The numbers played through Adele’s mind like grains of hot sand slipping through an hourglass. She shifted uncomfortably, adjusting the neck pillow she’d purchased at the Central Wisconsin Airport. She pressed her forehead against the cold glass of the Boeing 737, her gaze tracing the jutting wing stabilizers and then flicking across the patches of clouds scattered across the otherwise blue horizon. How many times had she stared out of a plane window like this? Too many to count.
Twenty-six, twenty-five…
Why had he stopped at twenty-five?
Adele closed her eyes again, trying to push the thoughts from her like pus from a wound. She needed her sleep. Angus would be waiting for her back home; it wouldn’t do to show up baggy-eyed and frazzled, especially not with what she guessed he had planned for tonight.
The thought of her boyfriend drove some of the worries from her and a small smile teased its way from her lips, hovering in a lopsided fashion. She half glanced through hooded eyes down at her left hand. Adele wasn’t much one for jewelry, but her fingers seemed particularly bare. At thirty-two, she had half hoped, in a small, concealed part of her, that at least her ring finger would have been occupied by now.
Soon. If Jessica’s texts were to be believed, and the cryptic nature of Angus’s last call—soon her hand wouldn’t be so bare.
She smiled again.
Why had he stopped at twenty-five?
Her smile became fixed as the thought interjected itself once more. She almost reached for the briefcase she had stowed under her seat, but then exhaled deeply through her nose, her nostrils flaring as she attempted to calm herself. She needed sleep now. The case could wait.
But could it really? He’d stopped at twenty-five. The Benjamin Killer was what they were calling him, after the story of Benjamin Button—a crass, gauche moniker for a vicious murderer. He killed them based on age. Gender, looks, ethnicity didn’t matter to him. He had started with that twenty-nine-year-old man—a middle-school coach only a few years younger than Adele. The next was a woman with blonde hair and green eyes, just like Adele. It had stuck with Adele when she’d first seen the woman’s photographs.
She’d worked with the FBI for nearly six years now, and she had
Then, last month, the pattern ceased. The killings had stopped. Adele’s weeks of work traveling from Wisconsin to Ohio to Indiana, trying to put together a pattern, had turned up squat. They were at the deadest of ends.
Three weeks wasted, dwelling on the sick thoughts of a psychopath. Sometimes Adele wondered why she had joined the Bureau at all.

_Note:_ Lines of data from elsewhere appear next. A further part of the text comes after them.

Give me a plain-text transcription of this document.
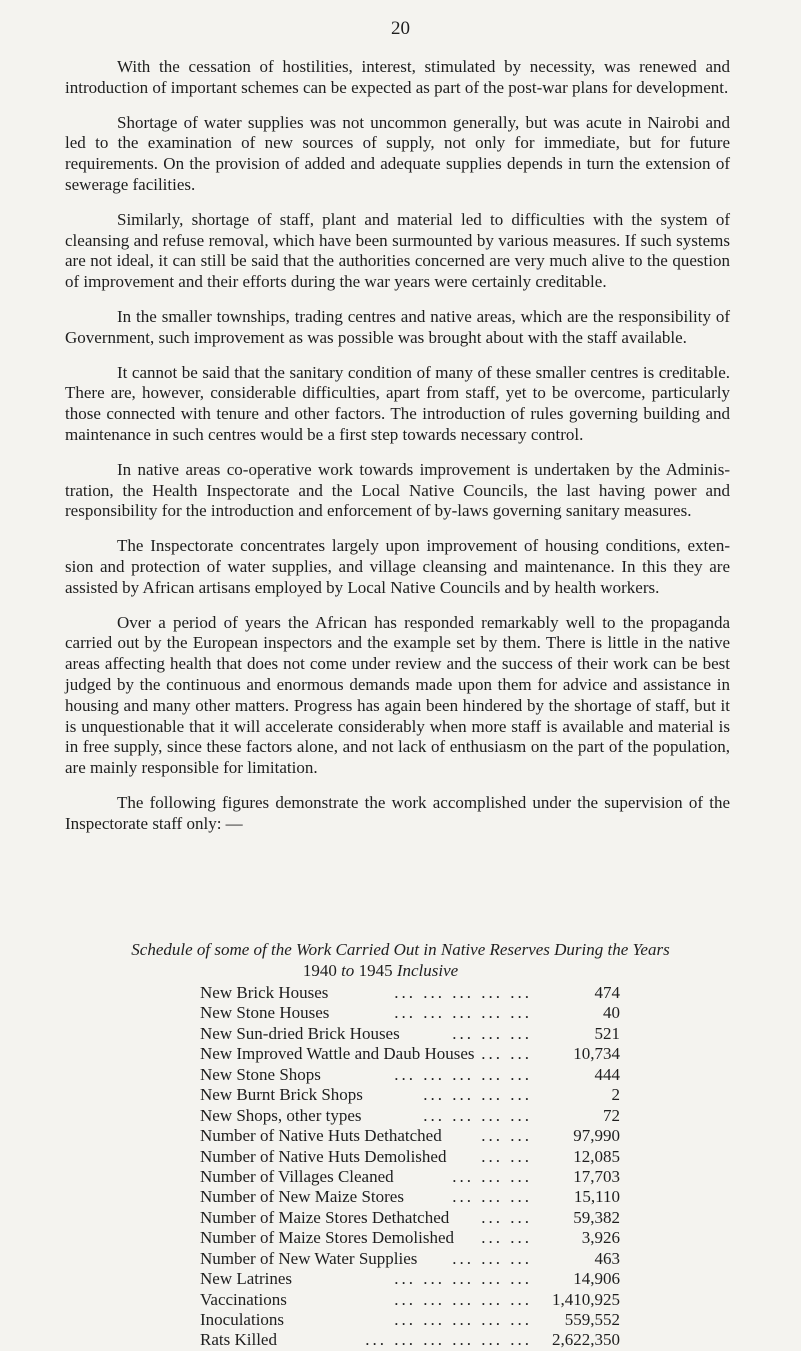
20

With the cessation of hostilities, interest, stimulated by necessity, was renewed and introduction of important schemes can be expected as part of the post-war plans for development.

Shortage of water supplies was not uncommon generally, but was acute in Nairobi and led to the examination of new sources of supply, not only for immediate, but for future requirements. On the provision of added and adequate supplies depends in turn the extension of sewerage facilities.

Similarly, shortage of staff, plant and material led to difficulties with the system of cleansing and refuse removal, which have been surmounted by various measures. If such systems are not ideal, it can still be said that the authorities concerned are very much alive to the question of improvement and their efforts during the war years were certainly creditable.

In the smaller townships, trading centres and native areas, which are the responsibility of Government, such improvement as was possible was brought about with the staff available.

It cannot be said that the sanitary condition of many of these smaller centres is creditable. There are, however, considerable difficulties, apart from staff, yet to be overcome, particularly those connected with tenure and other factors. The introduction of rules governing building and maintenance in such centres would be a first step towards necessary control.

In native areas co-operative work towards improvement is undertaken by the Adminis- tration, the Health Inspectorate and the Local Native Councils, the last having power and responsibility for the introduction and enforcement of by-laws governing sanitary measures.

The Inspectorate concentrates largely upon improvement of housing conditions, exten- sion and protection of water supplies, and village cleansing and maintenance. In this they are assisted by African artisans employed by Local Native Councils and by health workers.

Over a period of years the African has responded remarkably well to the propaganda carried out by the European inspectors and the example set by them. There is little in the native areas affecting health that does not come under review and the success of their work can be best judged by the continuous and enormous demands made upon them for advice and assistance in housing and many other matters. Progress has again been hindered by the shortage of staff, but it is unquestionable that it will accelerate considerably when more staff is available and material is in free supply, since these factors alone, and not lack of enthusiasm on the part of the population, are mainly responsible for limitation.

The following figures demonstrate the work accomplished under the supervision of the Inspectorate staff only: —

Schedule of some of the Work Carried Out in Native Reserves During the Years
1940 to 1945 Inclusive
New Brick Houses	... ... ... ... ...	474
New Stone Houses	... ... ... ... ...	40
New Sun-dried Brick Houses	... ... ...	521
New Improved Wattle and Daub Houses ... ...	10,734
New Stone Shops	... ... ... ... ...	444
New Burnt Brick Shops	... ... ... ...	2
New Shops, other types	... ... ... ...	72
Number of Native Huts Dethatched	... ...	97,990
Number of Native Huts Demolished	... ...	12,085
Number of Villages Cleaned	... ... ...	17,703
Number of New Maize Stores	... ... ...	15,110
Number of Maize Stores Dethatched	... ...	59,382
Number of Maize Stores Demolished	... ...	3,926
Number of New Water Supplies	... ... ...	463
New Latrines	... ... ... ... ...	14,906
Vaccinations	... ... ... ... ...	1,410,925
Inoculations	... ... ... ... ...	559,552
Rats Killed	... ... ... ... ... ...	2,622,350
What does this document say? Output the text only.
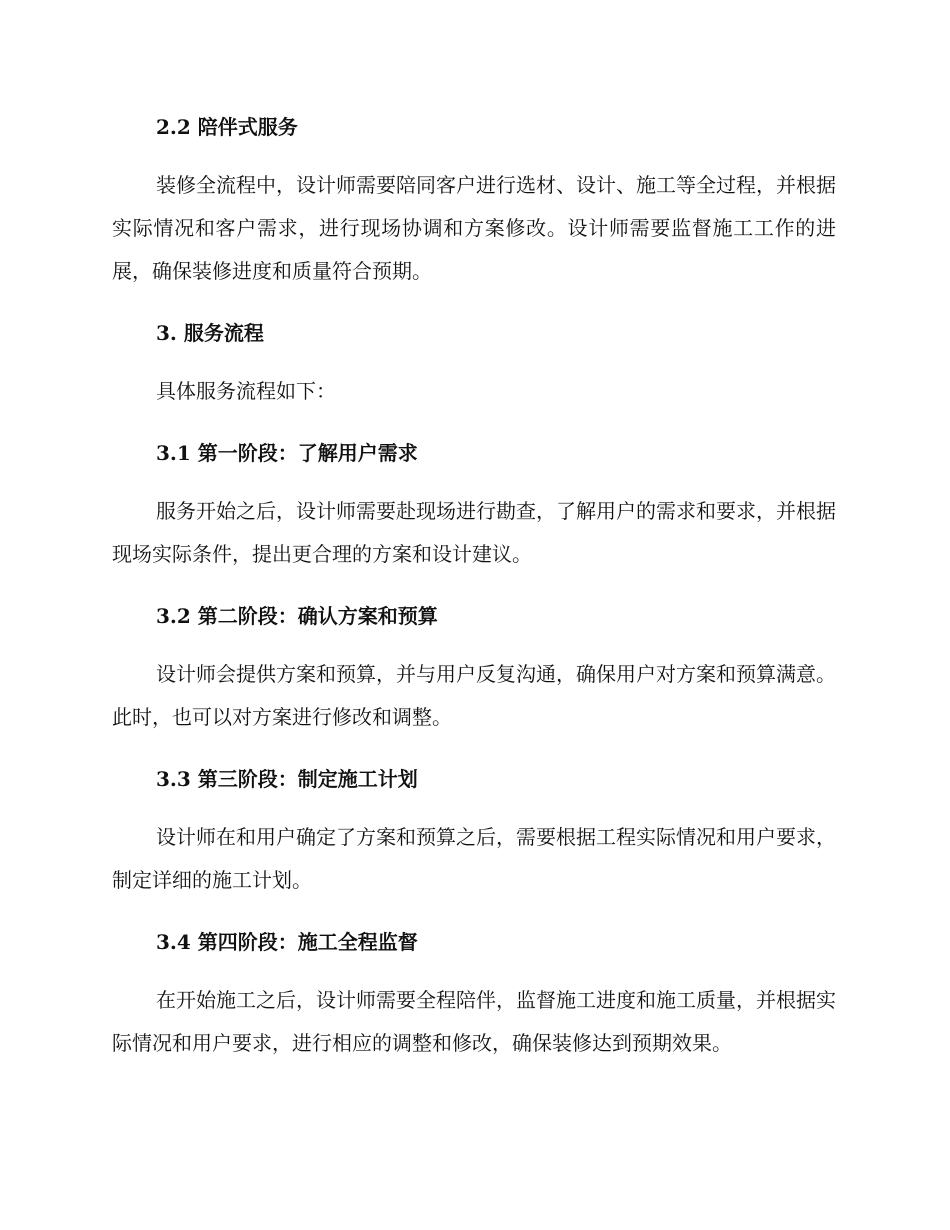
2.2 陪伴式服务

装修全流程中，设计师需要陪同客户进行选材、设计、施工等全过程，并根据实际情况和客户需求，进行现场协调和方案修改。设计师需要监督施工工作的进展，确保装修进度和质量符合预期。

3. 服务流程

具体服务流程如下：

3.1 第一阶段：了解用户需求

服务开始之后，设计师需要赴现场进行勘查，了解用户的需求和要求，并根据现场实际条件，提出更合理的方案和设计建议。

3.2 第二阶段：确认方案和预算

设计师会提供方案和预算，并与用户反复沟通，确保用户对方案和预算满意。此时，也可以对方案进行修改和调整。

3.3 第三阶段：制定施工计划

设计师在和用户确定了方案和预算之后，需要根据工程实际情况和用户要求，制定详细的施工计划。

3.4 第四阶段：施工全程监督

在开始施工之后，设计师需要全程陪伴，监督施工进度和施工质量，并根据实际情况和用户要求，进行相应的调整和修改，确保装修达到预期效果。
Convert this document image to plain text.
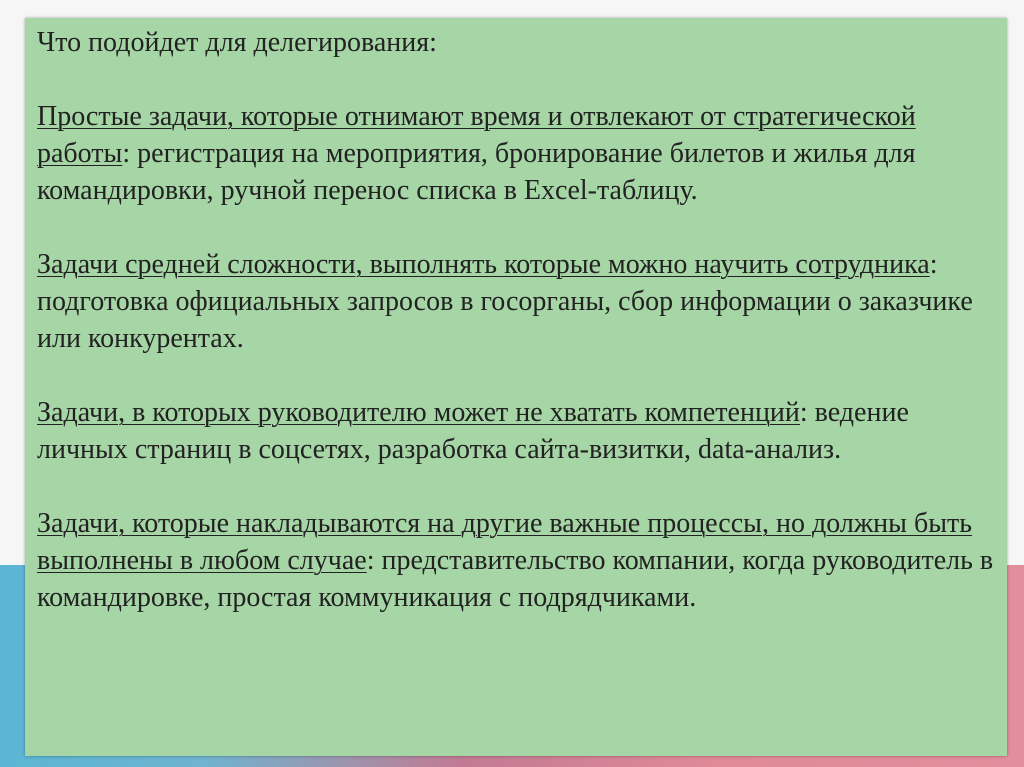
Что подойдет для делегирования:

Простые задачи, которые отнимают время и отвлекают от стратегической работы: регистрация на мероприятия, бронирование билетов и жилья для командировки, ручной перенос списка в Excel-таблицу.

Задачи средней сложности, выполнять которые можно научить сотрудника: подготовка официальных запросов в госорганы, сбор информации о заказчике или конкурентах.

Задачи, в которых руководителю может не хватать компетенций: ведение личных страниц в соцсетях, разработка сайта-визитки, data-анализ.

Задачи, которые накладываются на другие важные процессы, но должны быть выполнены в любом случае: представительство компании, когда руководитель в командировке, простая коммуникация с подрядчиками.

The FBI had contacted her directly out of college, but she had wanted to consider her options. Of course, given her three citizenships—German, French, and US—it had been a near inevitability, she supposed. Her sense of duty, her loyalty to the law, had only been further fanned into flame by her father. He’d never managed to rise higher than the rank of staff sergeant over the course of his long and dignified career, but he exemplified everything Adele admired of those in the service. Her father was a bit of a romantic. He’d been stationed in Bamberg, Germany, and married her French mother, who had given birth to Adele on a trip to the US. Thus the triple citizenship, and a daughter for whom the thought of staying put in anything smaller than a country brought on a serious case of cabin fever.
Some people called it wanderlust. But “wander” implied no direction. Adele always had a direction; it just wasn’t always obvious to those looking in from the outside.
She reached up and brushed her blonde hair out of her eyes. In the reflection of the glass window, she spotted someone staring at her over her shoulder.
The lawyer sitting in 33F. He’d been ogling her since she’d gotten on the plane.
She turned lazily, like a cat stretching in a beam of sunlight, and peered across the ample belly of the middle-aged man sleeping next to her and contributing a light dusting of snores to the ambience of the cabin.
She gave a small, sarcastic wave to the lawyer. He wasn’t bad-looking, but he had a good twenty years on her and the eyes of a predator. Not all psychopaths engaged in bloody deeds in the dead of night. Some of them lived cushy lives protected by their profession and prestige.
And yet, Adele had a nose for them, like a bloodhound with a scent.
The lawyer winked at her, but didn’t look away, his gaze lingering on her face for a moment, then sliding down her suit and traveling across her long legs. Adele’s French-American heritage had its perks when it came to the sort of attractiveness that men often described as “exotic,” but it came with downsides too.